Shelby’s most special memories are of Trinity smiling and cooing. The hospice nurse that would come over couldn’t believe she was smiling. She told them that when she went to her staff meeting later that day everyone was clapping for Trinity because she did something that they thought she wouldn’t. “We were all so proud of her.” They also got the wonderful blessing of spending Christmas with Trinity, and she was there to help them welcome in the New Year as well.
Shelby sang to Trinity frequently; one of her favorites was, “You are my sunshine”. As time passed, Trinity’s appetite waned; she was only eating one ounce of breast milk every three hours. She was starting to have seizures and she ran fevers daily. Shelby recalls, “The week she died she looked so sad. I knew by the look in her big blue eyes that she was leaving soon. The day she passed she was actually pushing the oxygen away from her face, it was like she was saying, “no more”, so I stopped. About two hours later she died in my arms surrounded by people who loved her. That was the saddest day of my life.”
That weekend Rocky was at his Mimi’s house.

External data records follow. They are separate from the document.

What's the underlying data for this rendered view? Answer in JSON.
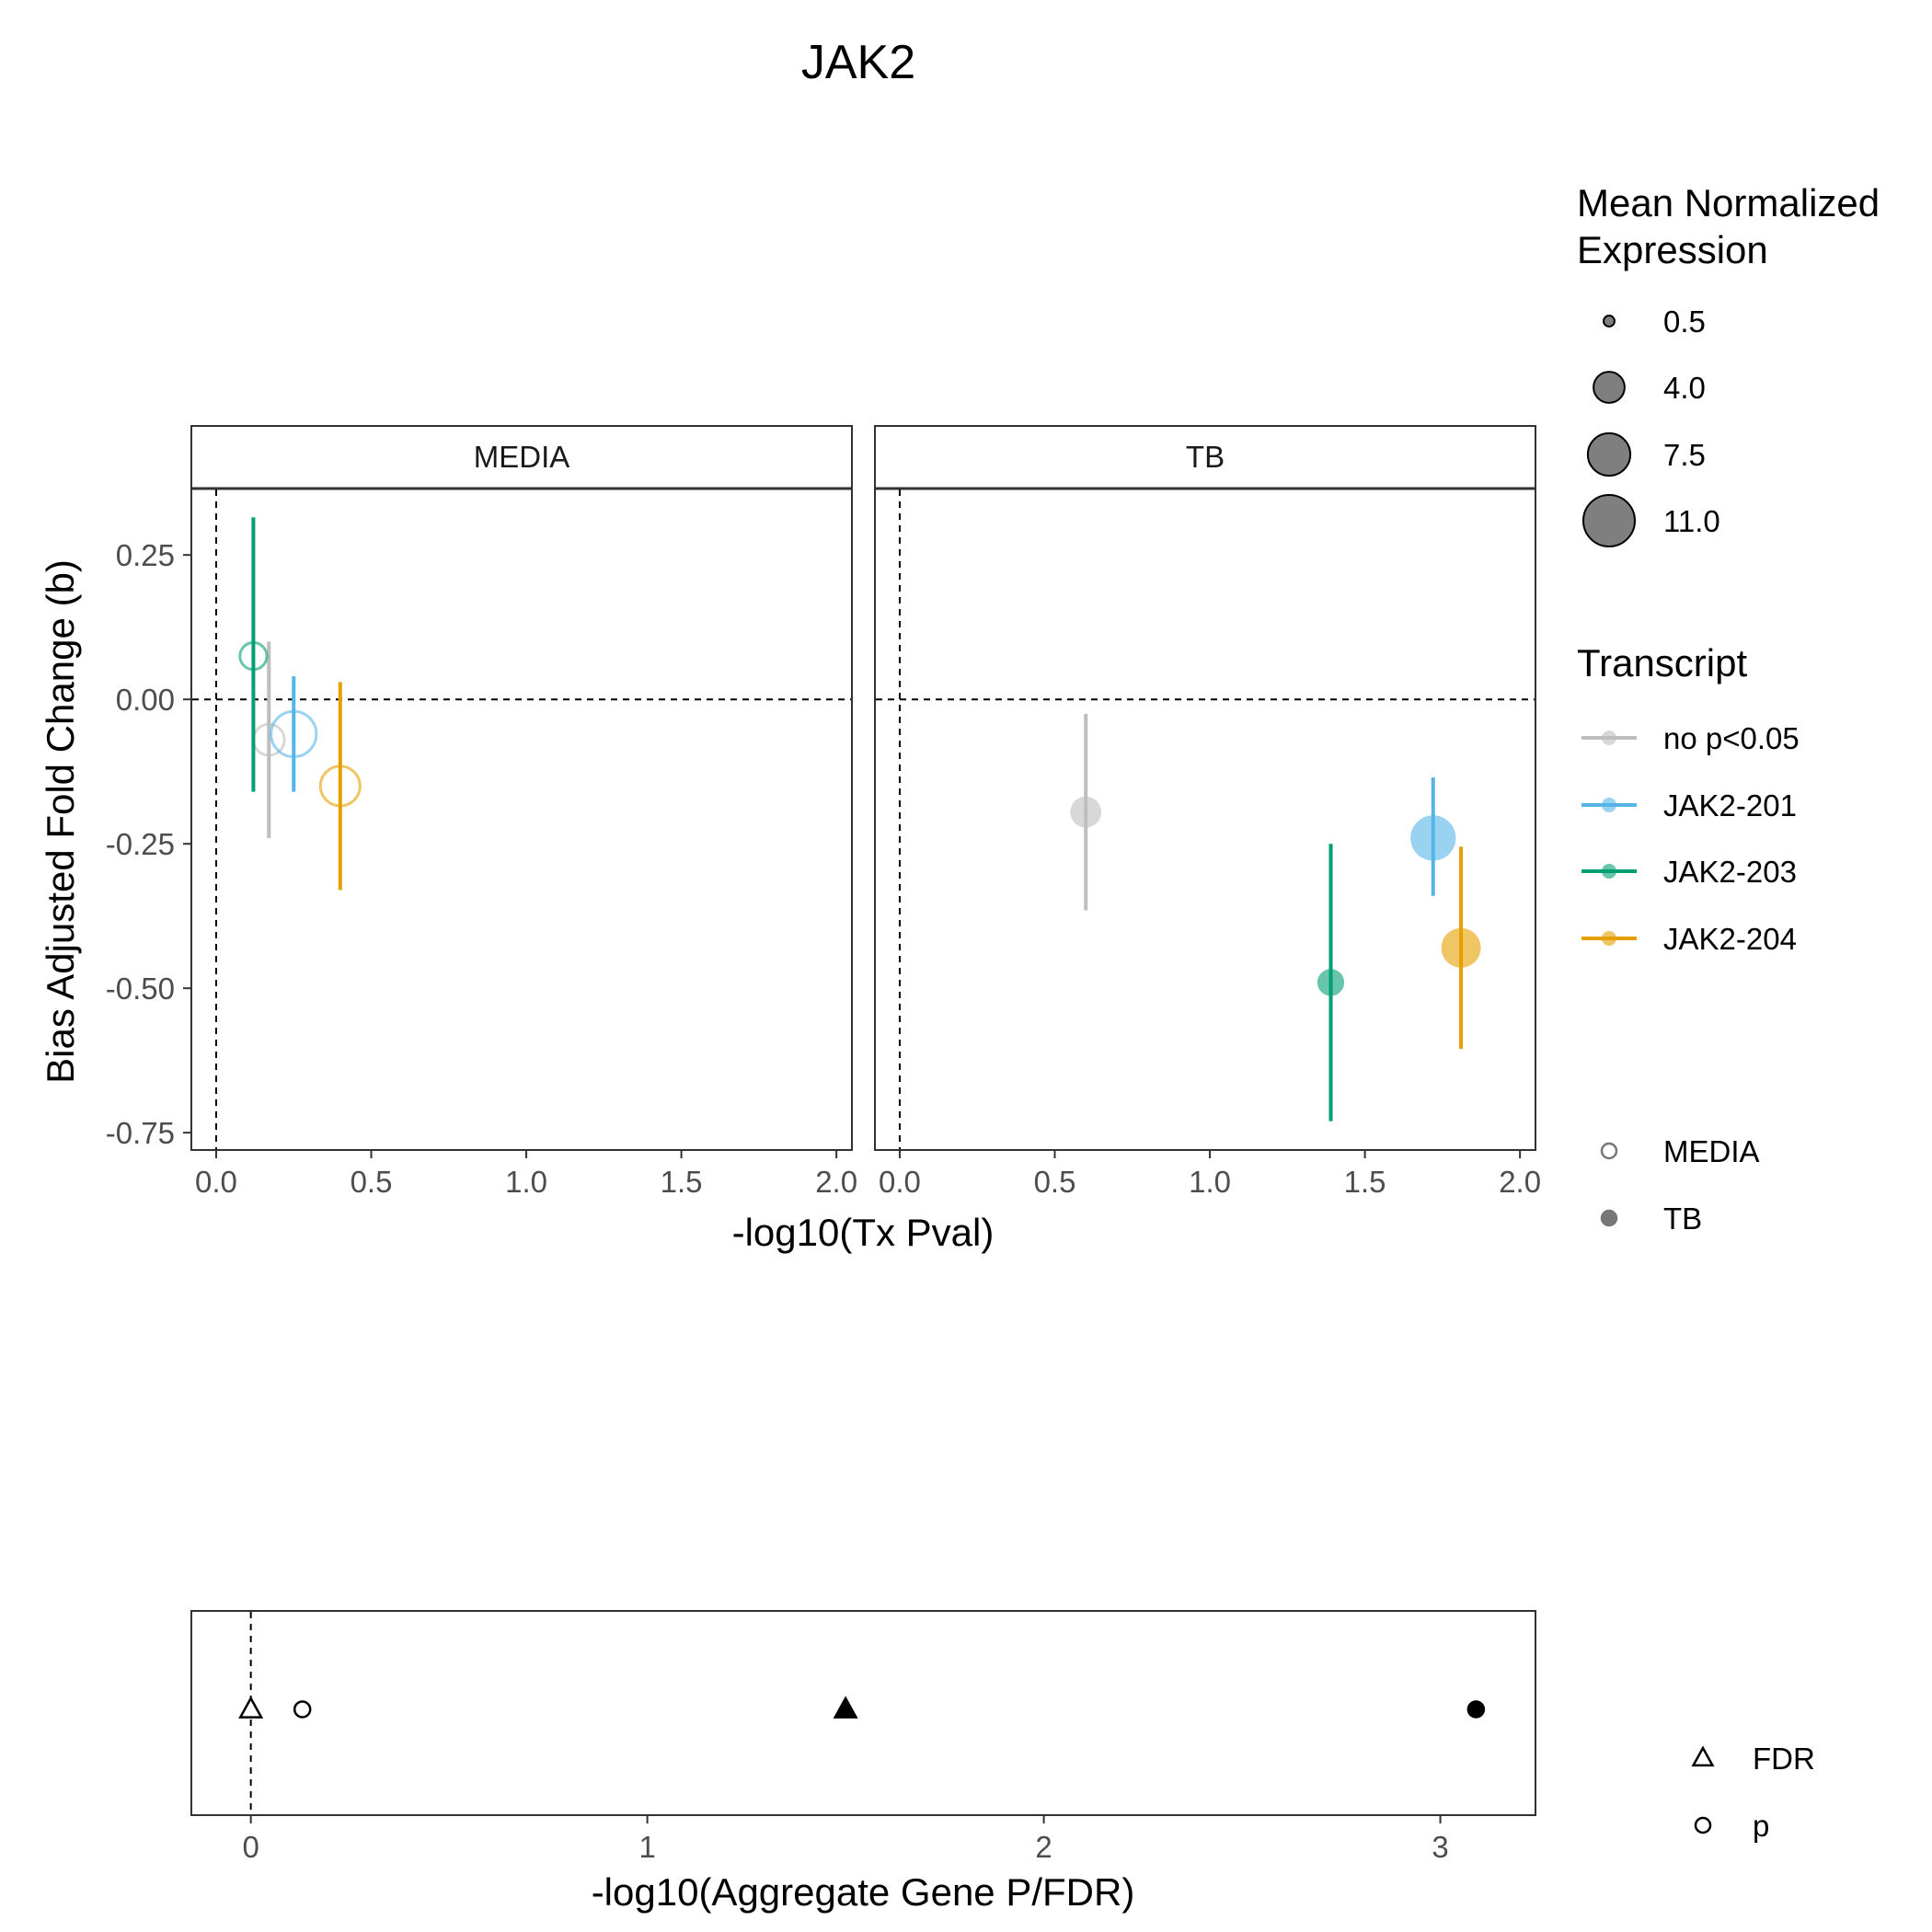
{
  "chart_data": [
    {
      "type": "scatter",
      "title": "JAK2",
      "xlabel": "-log10(Tx Pval)",
      "ylabel": "Bias Adjusted Fold Change (b)",
      "xlim": [
        -0.08,
        2.05
      ],
      "ylim": [
        -0.78,
        0.365
      ],
      "xticks": [
        0,
        0.5,
        1,
        1.5,
        2
      ],
      "xtick_labels": [
        "0.0",
        "0.5",
        "1.0",
        "1.5",
        "2.0"
      ],
      "yticks": [
        0.25,
        0,
        -0.25,
        -0.5,
        -0.75
      ],
      "ytick_labels": [
        "0.25",
        "0.00",
        "-0.25",
        "-0.50",
        "-0.75"
      ],
      "reference_lines": {
        "x": 0,
        "y": 0
      },
      "facets": [
        "MEDIA",
        "TB"
      ],
      "series": [
        {
          "name": "no p<0.05",
          "color": "#BEBEBE",
          "points": [
            {
              "facet": "MEDIA",
              "x": 0.17,
              "y": -0.07,
              "ymin": -0.24,
              "ymax": 0.1,
              "expr": 4.0
            },
            {
              "facet": "TB",
              "x": 0.6,
              "y": -0.195,
              "ymin": -0.365,
              "ymax": -0.025,
              "expr": 4.0
            }
          ]
        },
        {
          "name": "JAK2-201",
          "color": "#56B4E9",
          "points": [
            {
              "facet": "MEDIA",
              "x": 0.25,
              "y": -0.06,
              "ymin": -0.16,
              "ymax": 0.04,
              "expr": 8.5
            },
            {
              "facet": "TB",
              "x": 1.72,
              "y": -0.24,
              "ymin": -0.34,
              "ymax": -0.135,
              "expr": 8.5
            }
          ]
        },
        {
          "name": "JAK2-203",
          "color": "#009E73",
          "points": [
            {
              "facet": "MEDIA",
              "x": 0.12,
              "y": 0.075,
              "ymin": -0.16,
              "ymax": 0.315,
              "expr": 3.0
            },
            {
              "facet": "TB",
              "x": 1.39,
              "y": -0.49,
              "ymin": -0.73,
              "ymax": -0.25,
              "expr": 3.0
            }
          ]
        },
        {
          "name": "JAK2-204",
          "color": "#E69F00",
          "points": [
            {
              "facet": "MEDIA",
              "x": 0.4,
              "y": -0.15,
              "ymin": -0.33,
              "ymax": 0.03,
              "expr": 6.5
            },
            {
              "facet": "TB",
              "x": 1.81,
              "y": -0.43,
              "ymin": -0.605,
              "ymax": -0.255,
              "expr": 6.5
            }
          ]
        }
      ],
      "size_legend": {
        "title_line1": "Mean Normalized",
        "title_line2": "Expression",
        "values": [
          0.5,
          4.0,
          7.5,
          11.0
        ],
        "labels": [
          "0.5",
          "4.0",
          "7.5",
          "11.0"
        ]
      },
      "transcript_legend": {
        "title": "Transcript",
        "labels": [
          "no p<0.05",
          "JAK2-201",
          "JAK2-203",
          "JAK2-204"
        ]
      },
      "condition_legend": {
        "labels": [
          "MEDIA",
          "TB"
        ],
        "fill": [
          "open",
          "filled"
        ]
      }
    },
    {
      "type": "scatter",
      "xlabel": "-log10(Aggregate Gene P/FDR)",
      "ylabel": "",
      "xlim": [
        -0.15,
        3.24
      ],
      "xticks": [
        0,
        1,
        2,
        3
      ],
      "xtick_labels": [
        "0",
        "1",
        "2",
        "3"
      ],
      "reference_lines": {
        "x": 0
      },
      "points": [
        {
          "metric": "FDR",
          "condition": "MEDIA",
          "x": 0.0
        },
        {
          "metric": "p",
          "condition": "MEDIA",
          "x": 0.13
        },
        {
          "metric": "FDR",
          "condition": "TB",
          "x": 1.5
        },
        {
          "metric": "p",
          "condition": "TB",
          "x": 3.09
        }
      ],
      "shape_legend": {
        "labels": [
          "FDR",
          "p"
        ],
        "shapes": [
          "triangle",
          "circle"
        ]
      }
    }
  ]
}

They decided they wanted him to come home to be with Trinity and the family, but before he got home she was already gone. “He didn’t even notice, he did come up and smell her hair like he always did. Now I look back and I know he knew something wasn’t right. A couple of weeks after she passed he was in my bedroom and said “Baby” and waved bye towards the ceiling. He had never done that before and hasn’t since.”
They played Enya’s “Only Time” and Celine Dion’s “Fly” at her funeral. “The night of Trinity’s showing I wrote her a poem and I read it the next day at her funeral. It was so healing for me. I knew I had to show her that I was so grateful for all she taught us and that I was ready to let her spirit be free. I didn’t want to slow her down at all, I wanted her to know I would be okay.”
Shelby is so thankful that God blessed them in such a big way. “I can honestly look back and say we were blessed in more ways then we will ever know.” Trinity’s wonderful life was celebrated on her first birthday when they had a party for her at the cemetery. They handed out programs with poems and lit a candle in her memory. They released a white dove and three dozen balloons and had a cake with big white fluffy clouds on it that said “Always Remembered.” They also had a Suzyzoo giraffe on it because she was buried with one. Then for her first angel day they put a memoriam in their local newspaper with her picture; it read “Fly,Fly little wings” and had a short note to her.
Shelby writes, “Here I am almost two years later; I feel so blessed to have known her. She taught us so much. I don’t regret anything. I’m a much better person for knowing her. There are times that it’s still hard, but I just think she is with the Lord and who better to be with? We still go out to her grave once a week and put a dozen roses were she lies. She will always be missed and loved.”